Finally, be strong in the Lord and in the strength of his might. Put on the whole armor of God, that you may be able to stand against the schemes of the devil.
Sergeant Carter stood in front of what was probably the weakest looking private he had ever seen in the Christian Army. Private Pyle slouched pitifully in his wrinkled uniform and unshined boots, and instead of standing at attention, he was actually trying to start a conversation with the other privates around him.
The worst part was that this private was almost completely out of uniform. Instead of a regulation helmet, he was wearing a soup pot on his head. His breastplate, which was supposed to be made of sturdy steel, was made out of leftover aluminum foil. For a sword, he was carrying a butter knife. His shield was a flimsy umbrella – certainly not strong enough to stop flaming darts. He did have a belt, but it was several sizes too large so that it barely kept his pants up. And his dingy boots clearly had holes in them and wouldn’t last for even one march.
As Pyle continued to try and banter with the other privates, Sergeant Carter bore down on him. This day on the drill field was not going to be pretty…
This might seem a bit humorous, but in all honesty, Christians go out into the world every day equipped no better for the Christian battle than Private Pyle.

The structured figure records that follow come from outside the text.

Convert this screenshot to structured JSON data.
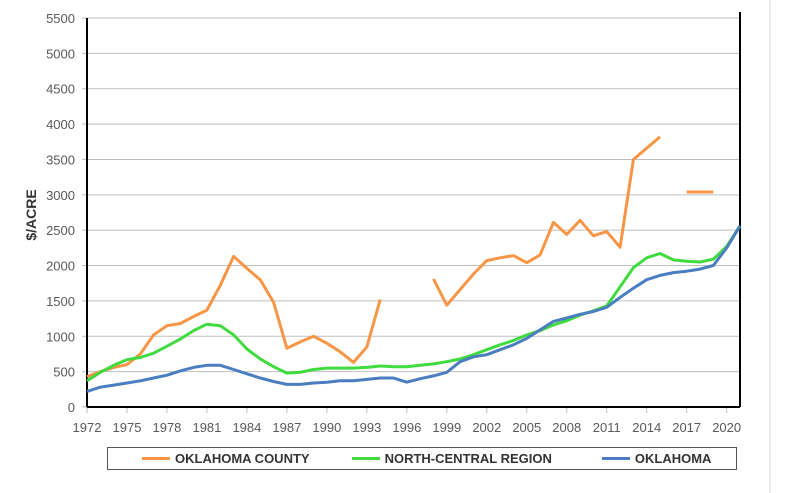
{
  "chart_data": {
    "type": "line",
    "title": "",
    "xlabel": "",
    "ylabel": "$/ACRE",
    "ylim": [
      0,
      5500
    ],
    "yticks": [
      0,
      500,
      1000,
      1500,
      2000,
      2500,
      3000,
      3500,
      4000,
      4500,
      5000,
      5500
    ],
    "xtick_labels": [
      "1972",
      "1975",
      "1978",
      "1981",
      "1984",
      "1987",
      "1990",
      "1993",
      "1996",
      "1999",
      "2002",
      "2005",
      "2008",
      "2011",
      "2014",
      "2017",
      "2020"
    ],
    "x": [
      1972,
      1973,
      1974,
      1975,
      1976,
      1977,
      1978,
      1979,
      1980,
      1981,
      1982,
      1983,
      1984,
      1985,
      1986,
      1987,
      1988,
      1989,
      1990,
      1991,
      1992,
      1993,
      1994,
      1995,
      1996,
      1997,
      1998,
      1999,
      2000,
      2001,
      2002,
      2003,
      2004,
      2005,
      2006,
      2007,
      2008,
      2009,
      2010,
      2011,
      2012,
      2013,
      2014,
      2015,
      2016,
      2017,
      2018,
      2019,
      2020,
      2021
    ],
    "grid": true,
    "legend": "bottom",
    "series": [
      {
        "name": "OKLAHOMA COUNTY",
        "color": "#F79646",
        "values": [
          430,
          500,
          560,
          600,
          750,
          1020,
          1150,
          1180,
          1280,
          1370,
          1720,
          2130,
          1960,
          1800,
          1480,
          830,
          920,
          1000,
          900,
          780,
          630,
          850,
          1520,
          null,
          null,
          null,
          1810,
          1440,
          1660,
          1880,
          2070,
          2110,
          2140,
          2040,
          2150,
          2610,
          2440,
          2640,
          2420,
          2480,
          2260,
          3500,
          3660,
          3820,
          null,
          3040,
          3040,
          3040,
          null,
          null
        ]
      },
      {
        "name": "NORTH-CENTRAL REGION",
        "color": "#3FDB3F",
        "values": [
          370,
          490,
          590,
          670,
          700,
          760,
          860,
          960,
          1080,
          1170,
          1150,
          1020,
          820,
          680,
          570,
          480,
          490,
          530,
          550,
          550,
          550,
          560,
          580,
          570,
          570,
          590,
          610,
          640,
          680,
          740,
          810,
          880,
          940,
          1020,
          1080,
          1160,
          1220,
          1300,
          1360,
          1430,
          1700,
          1970,
          2110,
          2170,
          2080,
          2060,
          2050,
          2090,
          2270,
          2560
        ]
      },
      {
        "name": "OKLAHOMA",
        "color": "#4A7EC1",
        "values": [
          220,
          280,
          310,
          340,
          370,
          410,
          450,
          510,
          560,
          590,
          590,
          530,
          470,
          410,
          360,
          320,
          320,
          340,
          350,
          370,
          370,
          390,
          410,
          410,
          350,
          400,
          440,
          490,
          640,
          710,
          740,
          810,
          880,
          970,
          1090,
          1210,
          1260,
          1310,
          1350,
          1410,
          1550,
          1680,
          1800,
          1860,
          1900,
          1920,
          1950,
          2000,
          2250,
          2560
        ]
      }
    ]
  }
}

In Ephesians 6:10-17, Paul encourages us to put on the armor of God to equip and protect us. Each piece has a purpose, and when we’re armed in God’s power, we can stand against whatever our enemy has in store for us. But when we let that armor fall into disrepair, or when we neglect to put it on, we’re completely exposed and open to the enemy’s attacks.
Today, I encourage you to read and re-read Ephesians 6 and take stock of your armor. As Christians, we’re constantly engaged in a heavy battle. Make sure you start each day fully prepared with God’s strength and power.